Thank for you for inviting me to be here today to help inaugurate OFM's new rooftop solar farm and to celebrate this good news for our state's economy and its environment.

With this solar farm in place, OFM will be one of the first businesses in the area to become 100% carbon neutral and be certified as a renewable energy facility. But OFM is not planning to stop there – I understand that the company also plans to build two more solar panel arrays in the next 24 months and to continue to "green" its building with LED lighting. It's also "greening" its products by replacing the fabrics and foams in its furniture with renewable and fully recycled materials.

I'd like to add my voice to the chorus of praise for OFM's commitment to our environment, but it's important to point out that OFM isn't just taking these steps because it's a good corporate citizen. It's also taking them because they make economic sense, in an era when energy costs are increasingly eating into companies' bottom lines and consumers are increasingly looking for sustainable and energy-efficient products.

We have dispelled the myth that there is a zero-sum tradeoff between economic development and environmental stewardship, and there is no better evidence than the actions of businesses like OFM. In fact, going green isn't just a "win-win" these days; it is often a "win-win-win": it's good for a company's bottom line, it creates jobs in the local economy, and it promotes the public good by protecting the environment and reducing our country's dependence on foreign oil.

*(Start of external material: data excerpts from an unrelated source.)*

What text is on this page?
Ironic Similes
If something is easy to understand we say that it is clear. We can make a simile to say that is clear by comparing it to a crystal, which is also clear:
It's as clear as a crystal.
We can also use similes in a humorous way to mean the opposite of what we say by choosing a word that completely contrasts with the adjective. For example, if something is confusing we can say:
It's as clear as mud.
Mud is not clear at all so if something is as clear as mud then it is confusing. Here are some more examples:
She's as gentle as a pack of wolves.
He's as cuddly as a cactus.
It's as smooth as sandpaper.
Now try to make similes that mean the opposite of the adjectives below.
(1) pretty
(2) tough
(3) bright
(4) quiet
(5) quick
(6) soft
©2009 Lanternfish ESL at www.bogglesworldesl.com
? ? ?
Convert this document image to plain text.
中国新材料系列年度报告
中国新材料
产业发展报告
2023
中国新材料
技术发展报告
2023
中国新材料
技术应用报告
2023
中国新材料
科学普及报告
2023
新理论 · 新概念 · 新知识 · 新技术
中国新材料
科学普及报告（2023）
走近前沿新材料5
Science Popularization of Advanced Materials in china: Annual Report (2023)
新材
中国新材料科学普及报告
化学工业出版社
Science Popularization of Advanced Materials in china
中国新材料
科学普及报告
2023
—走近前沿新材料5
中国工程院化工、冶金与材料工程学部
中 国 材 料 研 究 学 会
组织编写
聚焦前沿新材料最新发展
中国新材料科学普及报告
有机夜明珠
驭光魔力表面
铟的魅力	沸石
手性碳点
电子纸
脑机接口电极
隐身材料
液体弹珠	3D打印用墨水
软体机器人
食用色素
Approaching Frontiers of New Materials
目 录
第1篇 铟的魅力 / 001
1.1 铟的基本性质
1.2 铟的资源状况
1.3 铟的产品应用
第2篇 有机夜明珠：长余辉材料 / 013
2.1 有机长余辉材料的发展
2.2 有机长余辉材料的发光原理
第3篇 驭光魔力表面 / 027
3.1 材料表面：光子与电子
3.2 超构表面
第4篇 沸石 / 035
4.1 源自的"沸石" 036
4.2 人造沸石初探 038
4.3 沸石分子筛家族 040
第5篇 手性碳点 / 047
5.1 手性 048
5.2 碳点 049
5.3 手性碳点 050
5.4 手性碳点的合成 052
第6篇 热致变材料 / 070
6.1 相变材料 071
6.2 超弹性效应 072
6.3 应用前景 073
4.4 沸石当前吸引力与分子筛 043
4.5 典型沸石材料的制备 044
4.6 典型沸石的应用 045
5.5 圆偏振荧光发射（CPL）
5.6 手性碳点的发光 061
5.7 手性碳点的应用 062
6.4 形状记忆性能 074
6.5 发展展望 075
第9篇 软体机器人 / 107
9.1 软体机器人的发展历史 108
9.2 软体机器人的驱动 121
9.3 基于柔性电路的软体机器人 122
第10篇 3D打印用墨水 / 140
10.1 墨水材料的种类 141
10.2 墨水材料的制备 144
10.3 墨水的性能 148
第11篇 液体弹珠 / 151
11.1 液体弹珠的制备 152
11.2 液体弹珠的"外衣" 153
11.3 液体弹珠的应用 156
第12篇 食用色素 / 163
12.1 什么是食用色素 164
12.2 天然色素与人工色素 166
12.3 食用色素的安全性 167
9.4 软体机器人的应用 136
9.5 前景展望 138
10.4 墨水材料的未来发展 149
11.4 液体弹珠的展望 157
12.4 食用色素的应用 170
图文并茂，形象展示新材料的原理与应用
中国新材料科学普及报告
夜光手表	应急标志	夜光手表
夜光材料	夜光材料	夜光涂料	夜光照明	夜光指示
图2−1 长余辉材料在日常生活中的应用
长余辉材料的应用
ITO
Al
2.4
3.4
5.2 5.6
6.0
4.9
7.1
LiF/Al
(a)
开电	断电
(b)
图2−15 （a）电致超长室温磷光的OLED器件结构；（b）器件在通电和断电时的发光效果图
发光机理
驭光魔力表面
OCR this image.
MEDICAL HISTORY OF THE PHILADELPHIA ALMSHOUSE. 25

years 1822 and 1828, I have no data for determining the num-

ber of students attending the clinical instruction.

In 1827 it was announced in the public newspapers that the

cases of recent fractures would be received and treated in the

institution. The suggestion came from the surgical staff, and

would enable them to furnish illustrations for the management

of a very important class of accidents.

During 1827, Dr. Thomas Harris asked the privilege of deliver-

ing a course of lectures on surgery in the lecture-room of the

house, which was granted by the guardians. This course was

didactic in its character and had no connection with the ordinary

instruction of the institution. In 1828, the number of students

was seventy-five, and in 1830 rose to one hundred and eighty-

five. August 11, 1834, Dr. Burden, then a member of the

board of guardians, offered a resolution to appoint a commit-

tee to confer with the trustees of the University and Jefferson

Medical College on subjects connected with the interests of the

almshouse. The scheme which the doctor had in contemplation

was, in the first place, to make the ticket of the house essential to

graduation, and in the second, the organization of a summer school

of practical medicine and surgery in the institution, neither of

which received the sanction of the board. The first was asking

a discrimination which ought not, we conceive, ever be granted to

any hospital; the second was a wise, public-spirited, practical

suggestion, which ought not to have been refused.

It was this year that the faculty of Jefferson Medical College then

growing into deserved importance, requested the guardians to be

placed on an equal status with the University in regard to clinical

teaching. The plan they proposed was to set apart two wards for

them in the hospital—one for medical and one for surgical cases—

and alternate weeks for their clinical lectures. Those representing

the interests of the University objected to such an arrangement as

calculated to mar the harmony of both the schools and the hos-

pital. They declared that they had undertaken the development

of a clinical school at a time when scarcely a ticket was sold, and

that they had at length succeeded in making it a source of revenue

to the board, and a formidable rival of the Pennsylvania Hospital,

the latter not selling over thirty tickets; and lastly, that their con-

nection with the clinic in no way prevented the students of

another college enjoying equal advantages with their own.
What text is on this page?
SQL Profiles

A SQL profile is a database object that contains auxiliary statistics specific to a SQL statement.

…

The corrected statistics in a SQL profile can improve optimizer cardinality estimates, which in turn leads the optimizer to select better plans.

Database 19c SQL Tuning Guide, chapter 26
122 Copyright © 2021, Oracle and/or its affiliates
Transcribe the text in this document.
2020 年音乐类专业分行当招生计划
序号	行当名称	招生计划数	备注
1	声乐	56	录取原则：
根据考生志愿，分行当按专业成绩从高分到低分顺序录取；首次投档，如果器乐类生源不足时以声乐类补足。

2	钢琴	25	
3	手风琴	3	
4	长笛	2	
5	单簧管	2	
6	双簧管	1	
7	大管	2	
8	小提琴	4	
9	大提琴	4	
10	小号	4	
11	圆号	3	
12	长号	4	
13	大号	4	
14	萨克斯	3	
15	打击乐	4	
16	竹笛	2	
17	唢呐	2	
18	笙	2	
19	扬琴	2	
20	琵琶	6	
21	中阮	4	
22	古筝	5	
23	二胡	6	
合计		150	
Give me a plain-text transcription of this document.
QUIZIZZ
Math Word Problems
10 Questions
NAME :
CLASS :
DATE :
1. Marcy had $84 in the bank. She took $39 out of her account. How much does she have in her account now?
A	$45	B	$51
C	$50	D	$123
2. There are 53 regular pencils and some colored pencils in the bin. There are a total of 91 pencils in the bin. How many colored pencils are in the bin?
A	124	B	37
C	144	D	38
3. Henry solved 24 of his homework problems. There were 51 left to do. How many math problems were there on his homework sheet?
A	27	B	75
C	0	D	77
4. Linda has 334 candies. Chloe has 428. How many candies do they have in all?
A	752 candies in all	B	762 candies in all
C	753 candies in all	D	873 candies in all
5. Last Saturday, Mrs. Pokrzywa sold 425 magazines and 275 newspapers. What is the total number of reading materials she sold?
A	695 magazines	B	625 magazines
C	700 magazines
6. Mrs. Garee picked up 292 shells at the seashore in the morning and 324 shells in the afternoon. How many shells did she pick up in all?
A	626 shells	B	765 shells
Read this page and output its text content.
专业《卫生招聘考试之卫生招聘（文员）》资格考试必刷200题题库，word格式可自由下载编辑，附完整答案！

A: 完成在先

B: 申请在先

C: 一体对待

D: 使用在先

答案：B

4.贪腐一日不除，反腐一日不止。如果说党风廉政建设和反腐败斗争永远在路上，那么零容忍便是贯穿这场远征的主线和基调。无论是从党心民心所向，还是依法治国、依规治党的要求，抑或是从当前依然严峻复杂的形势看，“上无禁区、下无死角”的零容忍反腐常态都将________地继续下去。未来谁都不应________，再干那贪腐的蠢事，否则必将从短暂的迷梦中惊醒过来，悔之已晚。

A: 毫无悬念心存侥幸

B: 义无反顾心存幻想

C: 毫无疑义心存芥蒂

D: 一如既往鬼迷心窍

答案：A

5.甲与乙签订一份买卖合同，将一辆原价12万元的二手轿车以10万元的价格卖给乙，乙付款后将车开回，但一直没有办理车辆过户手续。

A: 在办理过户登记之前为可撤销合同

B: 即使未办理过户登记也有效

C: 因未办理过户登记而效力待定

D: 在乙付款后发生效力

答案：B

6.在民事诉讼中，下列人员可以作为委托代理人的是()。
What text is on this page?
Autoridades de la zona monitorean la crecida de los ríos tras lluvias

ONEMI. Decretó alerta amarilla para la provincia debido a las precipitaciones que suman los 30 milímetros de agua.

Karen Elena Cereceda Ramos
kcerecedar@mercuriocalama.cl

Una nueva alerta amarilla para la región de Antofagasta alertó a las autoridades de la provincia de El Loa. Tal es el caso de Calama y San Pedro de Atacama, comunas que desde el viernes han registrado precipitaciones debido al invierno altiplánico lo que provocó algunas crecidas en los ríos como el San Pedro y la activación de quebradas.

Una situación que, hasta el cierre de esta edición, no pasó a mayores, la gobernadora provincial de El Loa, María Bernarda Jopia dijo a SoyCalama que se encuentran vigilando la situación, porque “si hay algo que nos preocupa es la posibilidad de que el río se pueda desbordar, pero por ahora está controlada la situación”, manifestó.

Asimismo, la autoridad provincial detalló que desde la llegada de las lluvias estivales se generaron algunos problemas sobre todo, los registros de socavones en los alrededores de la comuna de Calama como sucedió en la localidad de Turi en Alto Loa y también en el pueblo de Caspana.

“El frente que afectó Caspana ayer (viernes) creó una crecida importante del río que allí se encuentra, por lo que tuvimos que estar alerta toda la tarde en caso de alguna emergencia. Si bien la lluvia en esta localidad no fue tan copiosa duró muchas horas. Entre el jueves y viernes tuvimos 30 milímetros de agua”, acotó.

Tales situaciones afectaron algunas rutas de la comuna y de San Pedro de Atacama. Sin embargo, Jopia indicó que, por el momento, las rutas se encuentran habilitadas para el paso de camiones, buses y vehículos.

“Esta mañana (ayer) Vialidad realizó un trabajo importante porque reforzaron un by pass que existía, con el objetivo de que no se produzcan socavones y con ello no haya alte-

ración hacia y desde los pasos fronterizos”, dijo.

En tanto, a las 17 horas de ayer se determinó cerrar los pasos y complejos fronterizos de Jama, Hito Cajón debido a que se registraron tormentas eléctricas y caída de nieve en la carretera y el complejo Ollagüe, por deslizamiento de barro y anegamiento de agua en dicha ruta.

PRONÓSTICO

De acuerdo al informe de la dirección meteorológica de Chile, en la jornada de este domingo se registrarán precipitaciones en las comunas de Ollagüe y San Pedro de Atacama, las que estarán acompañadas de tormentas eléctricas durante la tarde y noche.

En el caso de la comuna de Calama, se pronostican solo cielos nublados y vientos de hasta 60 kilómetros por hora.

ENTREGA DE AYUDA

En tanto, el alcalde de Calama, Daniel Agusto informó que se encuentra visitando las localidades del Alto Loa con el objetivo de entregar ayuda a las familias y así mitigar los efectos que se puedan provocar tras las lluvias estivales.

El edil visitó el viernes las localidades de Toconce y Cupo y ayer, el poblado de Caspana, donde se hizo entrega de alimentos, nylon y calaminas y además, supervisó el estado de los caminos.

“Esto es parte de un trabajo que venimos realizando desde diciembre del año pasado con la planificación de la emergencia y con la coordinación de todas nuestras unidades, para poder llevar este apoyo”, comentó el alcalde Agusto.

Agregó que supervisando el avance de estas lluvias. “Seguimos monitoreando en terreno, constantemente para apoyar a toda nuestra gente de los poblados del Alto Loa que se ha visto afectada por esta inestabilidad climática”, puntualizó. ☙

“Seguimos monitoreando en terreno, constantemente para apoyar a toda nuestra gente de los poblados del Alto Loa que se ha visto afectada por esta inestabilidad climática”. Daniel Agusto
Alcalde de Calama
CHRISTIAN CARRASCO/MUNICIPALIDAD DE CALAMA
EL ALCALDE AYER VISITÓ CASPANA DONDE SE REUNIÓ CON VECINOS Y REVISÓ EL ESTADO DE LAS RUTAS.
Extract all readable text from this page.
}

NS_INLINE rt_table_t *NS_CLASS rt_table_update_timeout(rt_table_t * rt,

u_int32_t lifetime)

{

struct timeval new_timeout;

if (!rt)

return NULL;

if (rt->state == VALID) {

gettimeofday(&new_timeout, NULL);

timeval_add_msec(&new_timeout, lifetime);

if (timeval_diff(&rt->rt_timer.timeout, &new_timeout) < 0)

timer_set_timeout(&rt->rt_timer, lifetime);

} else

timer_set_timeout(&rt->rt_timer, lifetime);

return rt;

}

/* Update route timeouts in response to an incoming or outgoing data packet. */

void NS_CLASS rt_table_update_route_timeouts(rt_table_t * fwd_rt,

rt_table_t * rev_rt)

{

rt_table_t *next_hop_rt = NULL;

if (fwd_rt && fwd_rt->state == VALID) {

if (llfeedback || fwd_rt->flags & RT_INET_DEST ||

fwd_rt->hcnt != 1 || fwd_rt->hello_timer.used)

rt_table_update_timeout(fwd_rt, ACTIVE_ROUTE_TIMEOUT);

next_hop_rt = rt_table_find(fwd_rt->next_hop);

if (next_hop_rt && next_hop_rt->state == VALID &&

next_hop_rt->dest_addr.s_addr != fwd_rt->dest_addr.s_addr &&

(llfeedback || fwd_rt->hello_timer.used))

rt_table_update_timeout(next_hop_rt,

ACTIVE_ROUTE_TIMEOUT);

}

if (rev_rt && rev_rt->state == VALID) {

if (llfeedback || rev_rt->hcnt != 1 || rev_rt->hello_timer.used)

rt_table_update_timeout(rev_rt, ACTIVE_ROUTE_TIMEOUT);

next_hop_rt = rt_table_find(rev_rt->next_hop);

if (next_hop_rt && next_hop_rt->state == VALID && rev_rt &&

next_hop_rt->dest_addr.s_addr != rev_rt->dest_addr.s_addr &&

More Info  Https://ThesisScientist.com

More and more businesses have come around to this "Triple Bottom Line" approach to development, aided in many cases by a growing number of incentives from private sponsors and from government at all levels.

On that note, I should note that Progress Energy is also a leader in finding green energy solutions. It is good to have them as a partner in this OFM solar project. I applaud the investments that Progress has already made in solar energy and other renewable strategies, and look forward to learning more and, more importantly, seeing more of the benefits of the SunSense program.

Lieutenant Governor Dalton has outlined various incentives offered by our state, many of which he helped initiate, so I'll just take a minute to let you know what's going on at the federal level.

As many of you know, energy efficiency and renewable energy technologies have been at the forefront of our efforts in Congress over the past two years as part of putting Americans back to work and laying the foundations for our economic future. The Recovery Act alone included over $45 billion in investments in energy efficiency and renewable energy programs and another $21 billion in energy tax incentives, and Congress has taken various other steps to reward families and businesses for adopting cleaner, more efficient energy technologies.

Not surprisingly, the Triangle has been a major beneficiary of these programs. From the $200 million grant that Progress Energy received last fall for "Smart Grid" technologies, to the $40 million tax credit that Cree received earlier this year to expand its LED manufacturing operations, to the hundreds of millions of dollars that our Triangle universities have received for scientific research and development, which often spinning off start-up ventures, our area recognizes that green energy is the wave of the future.

Most renewable energy developers have sought assistance from one of the major federal renewable incentives: (1) so-called Section 1603 grants in lieu of investment tax credits, and (2) Section 1705 clean energy loan guarantees. This is true of this project as well, as OFM's CEO Abel Zalcberg has explained, and they are also utilizing the accelerated depreciation schedule for equipment that is authorized under the Recovery Act.

With that, I'd like to echo the congratulatory statements of Lieutenant Governor Dalton and others here today. It's great to be with so many people who not only understand that the Triangle can be a big winner in the clean energy economy, but are actually making it happen!